Still, fun as this season is shaping up to be, I’m a little lost as to why showrunner Nick Santora decided to hop around in Reacher chronology this early in the show’s run, passing over Die Trying, the second book, which if I’m remembering it correctly is about Reacher accidentally getting swept up in some kind of militia plot to overthrow the government. It certainly is not lacking for TV-ready action. Bad Luck and Trouble might have seemed more conventionally adaptable, but the beauty of Child’s book series is that he can drop Jack Reacher anywhere and it makes sense: at a remote family-run ranch in Texas where nefarious goings-on are afoot; on the Upper West Side, mediating a wealthy kidnapping plot; or with the FBI, unraveling a case that’s more Kiss the Girls than crime caper.

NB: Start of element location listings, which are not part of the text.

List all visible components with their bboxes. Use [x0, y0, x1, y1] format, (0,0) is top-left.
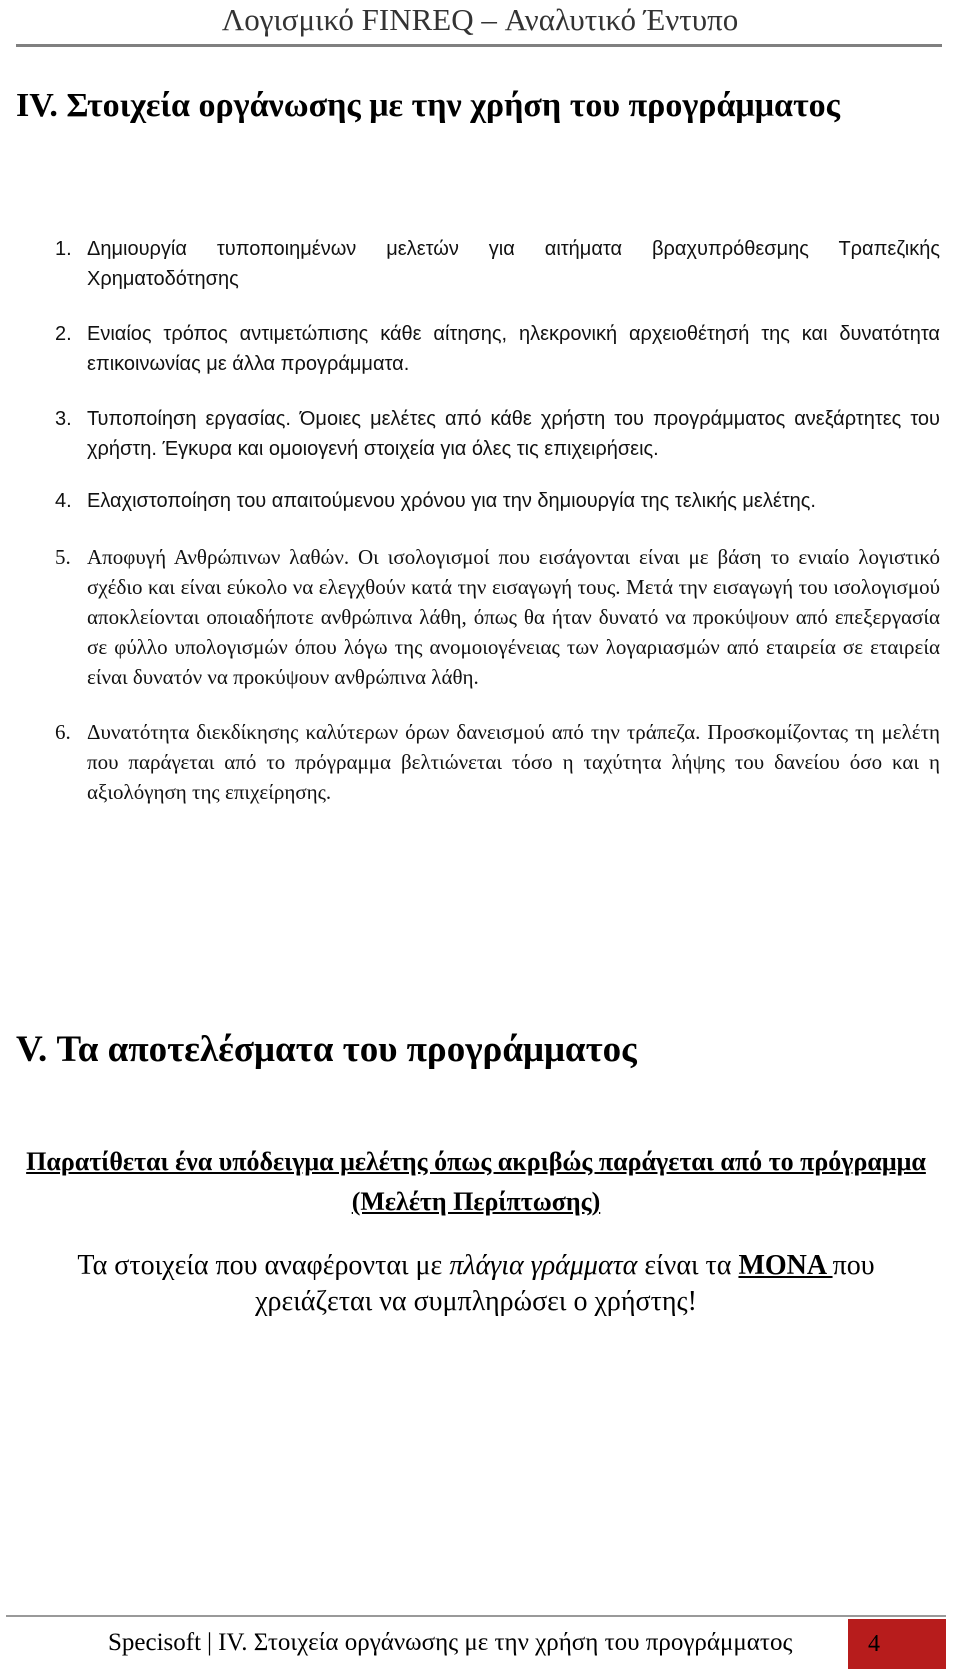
instruction-part-1: Τα στοιχεία που αναφέρονται με — [77, 1250, 450, 1281]
list-item — [55, 486, 940, 516]
list-item-text: Ενιαίος τρόπος αντιμετώπισης κάθε αίτησης, ηλεκρονική αρχειοθέτησή της και δυνατότητα επικοινωνίας με άλλα προγράμματα. — [87, 323, 940, 375]
list-item-text: Δημιουργία τυποποιημένων μελετών για αιτήματα βραχυπρόθεσμης Τραπεζικής Χρηματοδότησης — [87, 238, 940, 290]
list-item-number: 1. — [55, 238, 72, 260]
running-header: Λογισμικό FINREQ – Αναλυτικό Έντυπο — [221, 2, 739, 37]
footer-separator: | — [207, 1629, 213, 1656]
list-item-number: 2. — [55, 323, 72, 345]
list-item — [55, 234, 940, 294]
section-4-heading: IV. Στοιχεία οργάνωσης με την χρήση του προγράμματος — [16, 87, 840, 124]
instruction-emphasis: ΜΟΝΑ — [738, 1250, 833, 1281]
section-5-heading: V. Τα αποτελέσματα του προγράμματος — [16, 1029, 637, 1070]
footer-divider — [6, 1615, 946, 1617]
list-item — [55, 542, 940, 692]
list-item-text: Αποφυγή Ανθρώπινων λαθών. Οι ισολογισμοί που εισάγονται είναι με βάση το ενιαίο λογιστικό σχέδιο και είναι εύκολο να ελεγχθούν κατά την εισαγωγή τους. Μετά την εισαγωγή του ισολογισμού αποκλείονται οποιαδήποτε ανθρώπινα λάθη, όπως θα ήταν δυνατό να προκύψουν από επεξεργασία σε φύλλο υπολογισμών όπου λόγω της ανομοιογένειας των λογαριασμών από εταιρεία σε εταιρεία είναι δυνατόν να προκύψουν ανθρώπινα λάθη. — [87, 545, 940, 689]
list-item-number: 6. — [55, 720, 71, 744]
instruction-italic: πλάγια γράμματα — [449, 1250, 638, 1281]
list-item — [55, 717, 940, 807]
list-item-text: Ελαχιστοποίηση του απαιτούμενου χρόνου για την δημιουργία της τελικής μελέτης. — [87, 490, 816, 512]
instruction-part-2: είναι τα — [637, 1250, 739, 1281]
list-item-text: Δυνατότητα διεκδίκησης καλύτερων όρων δανεισμού από την τράπεζα. Προσκομίζοντας τη μελέτη που παράγεται από το πρόγραμμα βελτιώνεται τόσο η ταχύτητα λήψης του δανείου όσο και η αξιολόγηση της επιχείρησης. — [87, 720, 940, 804]
footer-section: IV. Στοιχεία οργάνωσης με την χρήση του προγράμματος — [218, 1629, 793, 1656]
footer-company: Specisoft — [108, 1629, 202, 1656]
page-number: 4 — [848, 1619, 946, 1669]
list-item — [55, 319, 940, 379]
header-divider — [16, 44, 942, 47]
list-item-text: Τυποποίηση εργασίας. Όμοιες μελέτες από κάθε χρήστη του προγράμματος ανεξάρτητες του χρήστη. Έγκυρα και ομοιογενή στοιχεία για όλες τις επιχειρήσεις. — [87, 408, 940, 460]
list-item-number: 5. — [55, 545, 71, 569]
list-item — [55, 404, 940, 464]
instruction-text — [16, 1248, 936, 1320]
organization-benefits-list — [55, 234, 940, 832]
instruction-part-3: που χρειάζεται να συμπληρώσει ο χρήστης! — [255, 1250, 875, 1317]
example-note: Παρατίθεται ένα υπόδειγμα μελέτης όπως ακριβώς παράγεται από το πρόγραμμα (Μελέτη Περίπτωσης) — [26, 1147, 926, 1216]
list-item-number: 3. — [55, 408, 72, 430]
list-item-number: 4. — [55, 490, 72, 512]
running-footer — [108, 1624, 848, 1662]
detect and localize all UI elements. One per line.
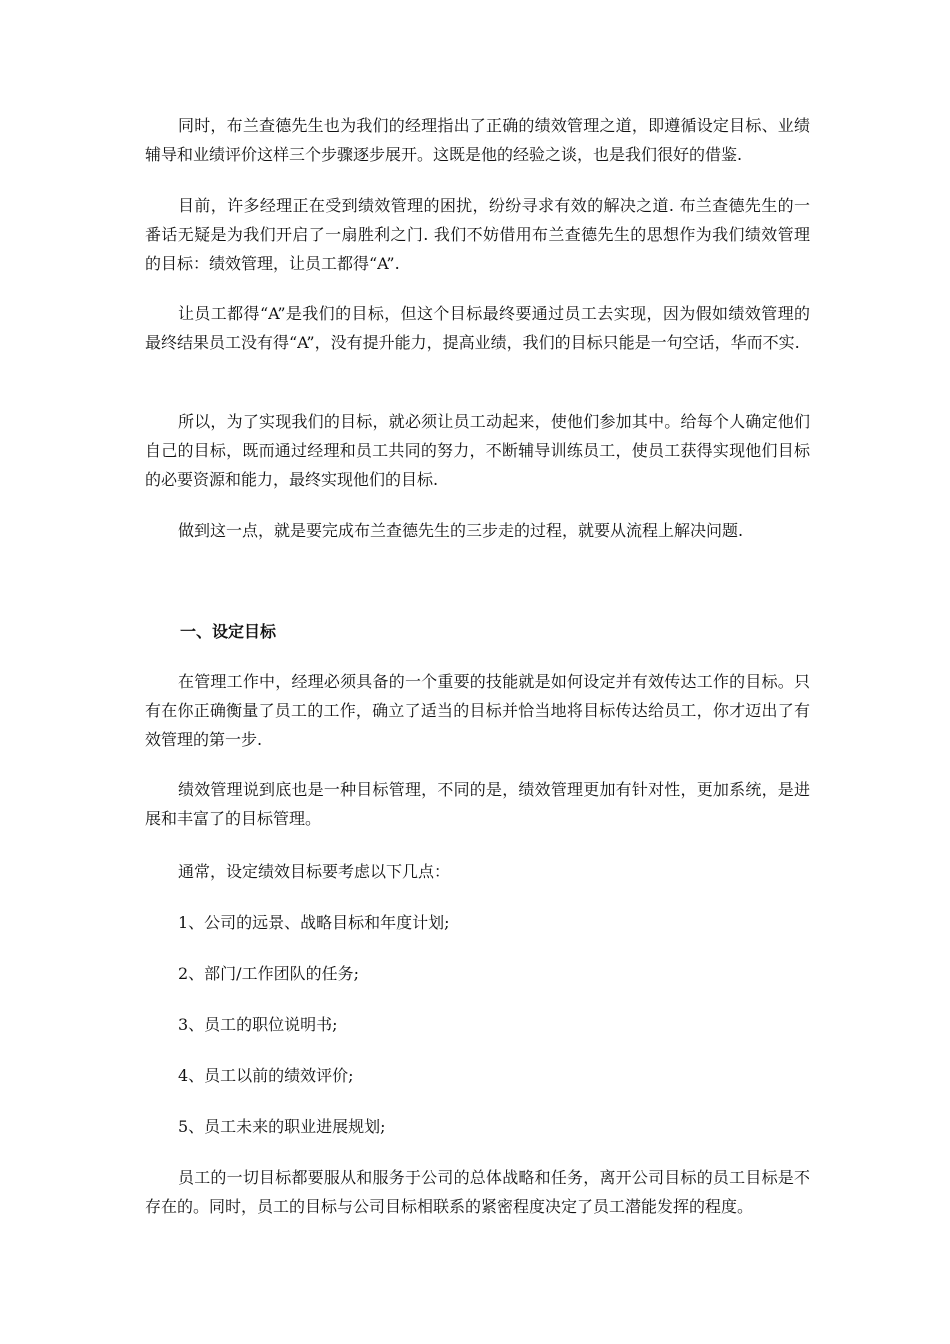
intro-paragraph-2: 目前，许多经理正在受到绩效管理的困扰，纷纷寻求有效的解决之道. 布兰查德先生的一番话无疑是为我们开启了一扇胜利之门. 我们不妨借用布兰查德先生的思想作为我们绩效管理的目标：绩效管理，让员工都得“A”. [145, 196, 810, 273]
section-paragraph-3: 通常，设定绩效目标要考虑以下几点： [178, 862, 451, 881]
list-item: 3、员工的职位说明书; [178, 1015, 338, 1034]
list-item: 1、公司的远景、战略目标和年度计划; [178, 913, 450, 932]
section-heading: 一、设定目标 [180, 622, 277, 641]
intro-paragraph-1: 同时，布兰查德先生也为我们的经理指出了正确的绩效管理之道，即遵循设定目标、业绩辅导和业绩评价这样三个步骤逐步展开。这既是他的经验之谈，也是我们很好的借鉴. [145, 116, 810, 164]
list-item: 4、员工以前的绩效评价; [178, 1066, 354, 1085]
list-item: 5、员工未来的职业进展规划; [178, 1117, 386, 1136]
section-paragraph-2: 绩效管理说到底也是一种目标管理，不同的是，绩效管理更加有针对性，更加系统，是进展和丰富了的目标管理。 [145, 780, 810, 828]
list-item: 2、部门/工作团队的任务; [178, 964, 359, 983]
closing-paragraph: 员工的一切目标都要服从和服务于公司的总体战略和任务，离开公司目标的员工目标是不存在的。同时，员工的目标与公司目标相联系的紧密程度决定了员工潜能发挥的程度。 [145, 1168, 810, 1216]
section-paragraph-1: 在管理工作中，经理必须具备的一个重要的技能就是如何设定并有效传达工作的目标。只有在你正确衡量了员工的工作，确立了适当的目标并恰当地将目标传达给员工，你才迈出了有效管理的第一步. [145, 672, 810, 749]
intro-paragraph-4: 所以，为了实现我们的目标，就必须让员工动起来，使他们参加其中。给每个人确定他们自己的目标，既而通过经理和员工共同的努力，不断辅导训练员工，使员工获得实现他们目标的必要资源和能力，最终实现他们的目标. [145, 412, 810, 489]
intro-paragraph-5: 做到这一点，就是要完成布兰查德先生的三步走的过程，就要从流程上解决问题. [178, 521, 744, 540]
intro-paragraph-3: 让员工都得“A”是我们的目标，但这个目标最终要通过员工去实现，因为假如绩效管理的最终结果员工没有得“A”，没有提升能力，提高业绩，我们的目标只能是一句空话，华而不实. [145, 304, 810, 352]
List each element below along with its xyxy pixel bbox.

Dad Content rarely tries to do too much, favoring status quo above big swings, but there’s a variety pack-feel to Reacher’s misadventures in the books that the series would be wise to embrace. There’s no reason a proposed fifth season of this show shouldn’t draw from Echo Burning and plop Ritchson down at that ranch in Texas. It would have slightly different rhythms, but the broad appeal—watching Ritchson out-smart and then manhandle sinister authority figures who have him fucked up—would be the same. (If there’s a book I’m personally invested in seeing adapted, it’s Persuader, a Reacher undercover story that’s probably the most intense out of all that I’ve read so far, a high bar to clear.)
These are nitpicks, though. For now, Reacher is doing everything right — and hopefully laying the groundwork for a series that can run counter to all the rich fatty prestige TV proteins for years to come. Season 2 couldn’t have come at a better time, as we’re all about to log out and off. Pour up some eggnog, kick your feet up and tap in.